'Hollywood'da Üstüne Para Verip Oynarlar'
94 yaşındaki çevreci “Kaptan June”un hayatını anlatan "Jurney To Self" (Ben’e Yolculuk) belgeselinin tanıtımı yapıldı. Etkinliğe katılan Yılmaz Erdoğan, ok beğendiğini ifade ettiği belgesel için "Hollywood’da üstüne para verip oynarlar" yorumunu yaptı.
Muğla’da, “Kaptan June” olarak bilinen kraliyet nişanı sahibi 94 yaşındaki çevreci June Haimoff’un yaşamını konu alan "Jurney To Self" (Ben’e Yolculuk) belgeseli Dalyan Resort Otel’de düzenlenen kokteyl ile tanıtıldı.
Fehmi Gerçeker’in yapımcılığını üstlendiği belgesel dizinin June Haimoff’un yaşamını anlatan ilk bölümünün yönetmenliğini Enes Kabaoğlu yaparken, belgeselin müzikleri, dünyaca ünlü kült film Potemkin Zırhlısı’nın müziklerine imza atan Edinburg film müzik orkestrası başkanı Yati Durant tarafından yapıldı.
Belgesel gösteriminin ardından, June Haimoff’a, Dalyan’ın dünyaya tanıtılmasına, doğa ve hayvanların korunmasına yaptığı katkılardan dolayı Muğla Valisi Amir Çiçek, Muğla Sıtkı Koçman Üniversitesi (MSKÜ) Rektör Yardımcısı Prof. Dr. Bayram Akça, Muğla Ticaret ve Sanayi Odası (MUTSO) Başkanı Bülent Karakuş ve Dalyan, Ortaca, Köyceğiz Otelciler ve Turizmciler Birliği (DOKTOB) Başkanı Yücel Okutur tarafından birer plaket verildi.
Dalyan’daki güzellikleri dünyanın bilmesi gerektiğini vurgulayan Vali Amir Çiçek, “Bulunduğumuz yer hem tarihi, hem doğa, hem de turizm açısından çok önemli bir yer. Bu gördüğümüz güzellik sadece suyla, yeşillikle, güneşle, kumla veya tarihi eserle değil içinde bulundurduğu canlılarla da önemli. O nedenle bu canlıların bugünkü insanlığa değil daha nice yıllar sonraki nesle de intikal etmesi için çalışmalarımızı yapıyoruz. İzlediğimiz “Ben’e Yolculuk” belgeselini yapan arkadaşlarımızı tebrik ediyorum. Çünkü buraya zamanında turist olarak gelmiş ama kaplumbağaları görerek burada yaşamaya karar vermiş, kaplumbağaların yaşamasına engel olacak her türlü olumsuzlukların bertaraf edilmesini kişisel çalışmalarıyla bugüne kadar getirmiş. Belgeselin yıldızı olan June hanımefendi bizler kadar Türkiyeli olmuştur” ifadelerini kullandı.
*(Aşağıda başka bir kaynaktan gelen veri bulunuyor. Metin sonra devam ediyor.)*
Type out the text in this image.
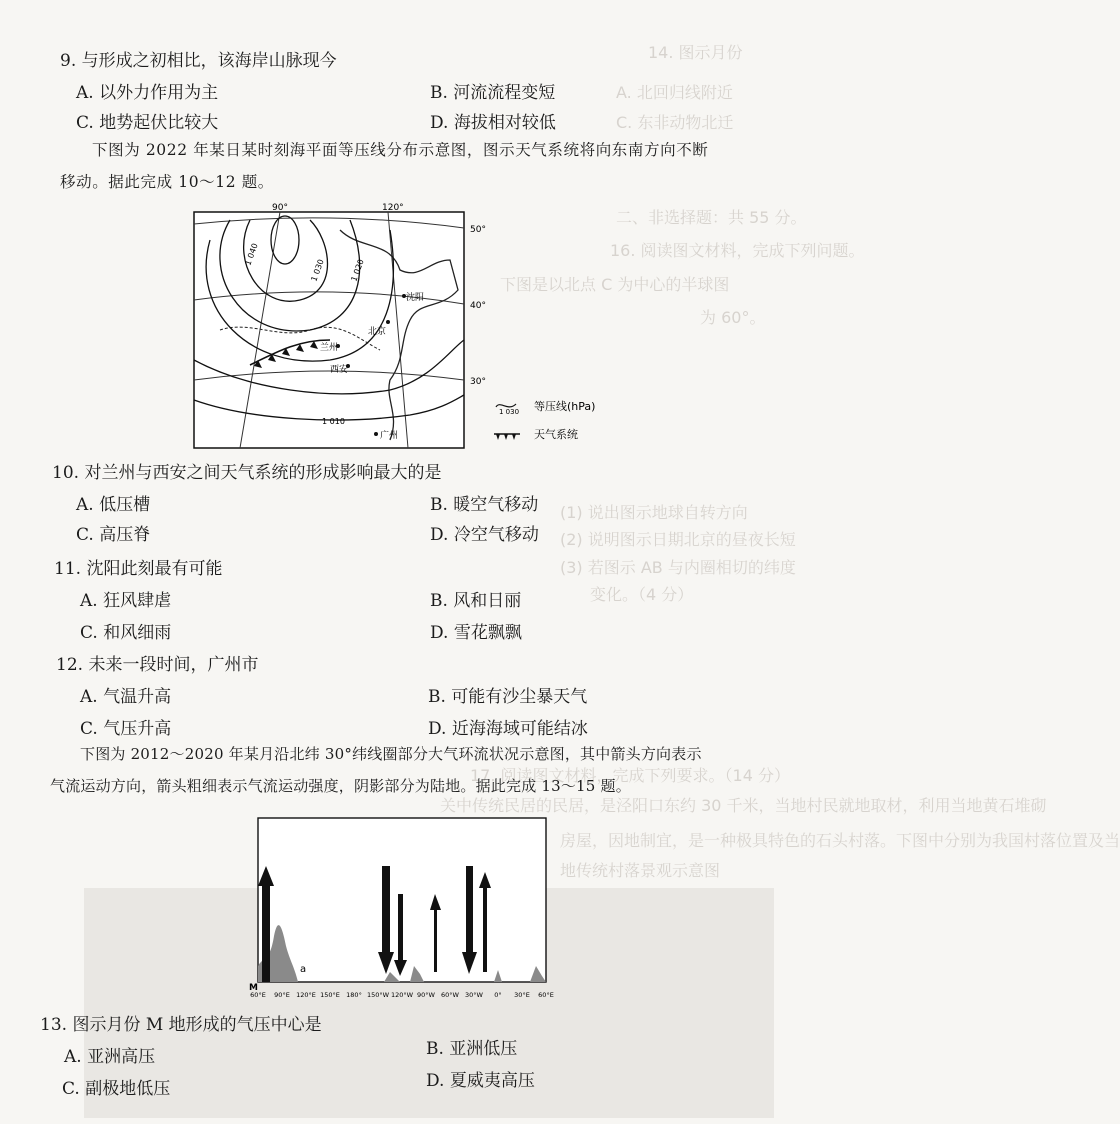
14. 图示月份
A. 北回归线附近
C. 东非动物北迁
二、非选择题：共 55 分。
16. 阅读图文材料，完成下列问题。
下图是以北点 C 为中心的半球图
为 60°。
(1) 说出图示地球自转方向
(2) 说明图示日期北京的昼夜长短
(3) 若图示 AB 与内圈相切的纬度
变化。（4 分）
17. 阅读图文材料，完成下列要求。（14 分）
关中传统民居的民居，是泾阳口东约 30 千米，当地村民就地取材，利用当地黄石堆砌
房屋，因地制宜，是一种极具特色的石头村落。下图中分别为我国村落位置及当
地传统村落景观示意图
9. 与形成之初相比，该海岸山脉现今
A. 以外力作用为主	B. 河流流程变短
C. 地势起伏比较大	D. 海拔相对较低
下图为 2022 年某日某时刻海平面等压线分布示意图，图示天气系统将向东南方向不断
移动。据此完成 10～12 题。
90°	120°
50°
40°
30°
1 040
1 030	1 020
1 010
沈阳
北京
兰州
西安
广州
1 030 等压线(hPa)
天气系统
10. 对兰州与西安之间天气系统的形成影响最大的是
A. 低压槽	B. 暖空气移动
C. 高压脊	D. 冷空气移动
11. 沈阳此刻最有可能
A. 狂风肆虐	B. 风和日丽
C. 和风细雨	D. 雪花飘飘
12. 未来一段时间，广州市
A. 气温升高	B. 可能有沙尘暴天气
C. 气压升高	D. 近海海域可能结冰
下图为 2012～2020 年某月沿北纬 30°纬线圈部分大气环流状况示意图，其中箭头方向表示
气流运动方向，箭头粗细表示气流运动强度，阴影部分为陆地。据此完成 13～15 题。
M
a
60°E 90°E 120°E 150°E 180° 150°W 120°W 90°W 60°W 30°W 0° 30°E 60°E
13. 图示月份 M 地形成的气压中心是
A. 亚洲高压	B. 亚洲低压
C. 副极地低压	D. 夏威夷高压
“Jurney To Self” belgesel serisinin insanın özüne dönmesi üzerine bir dizi olacağını aktaran yapımcı Fehmi Gerçeker, “June’la başladık. Buradan yola çıkarak bunu gerçekten becerebilmiş ve başarabilmiş kişileri bu belgeselde ortaya çıkarıyoruz. June’un çok çok zengin, görkemli bir yaşamdan, İsviçre’de şatodaki hayatını bırakıp tek başına 14 metrelik botla dünya turuna çıkması, sonra mutluluğu İztuzu üzerinde bir barakada bulması ve orada yaşamaya karar vermesi. İşte bu açıdan gelecek nesillere de kalmasını istediğimiz bir yaşam öyküsü, bir örnek var ortada. National Geographic, Discovery gibi kanallar ile temastayım. Çok heyecanlıyız. Sinema filmi üzerinde de çalışıyoruz” diye konuştu.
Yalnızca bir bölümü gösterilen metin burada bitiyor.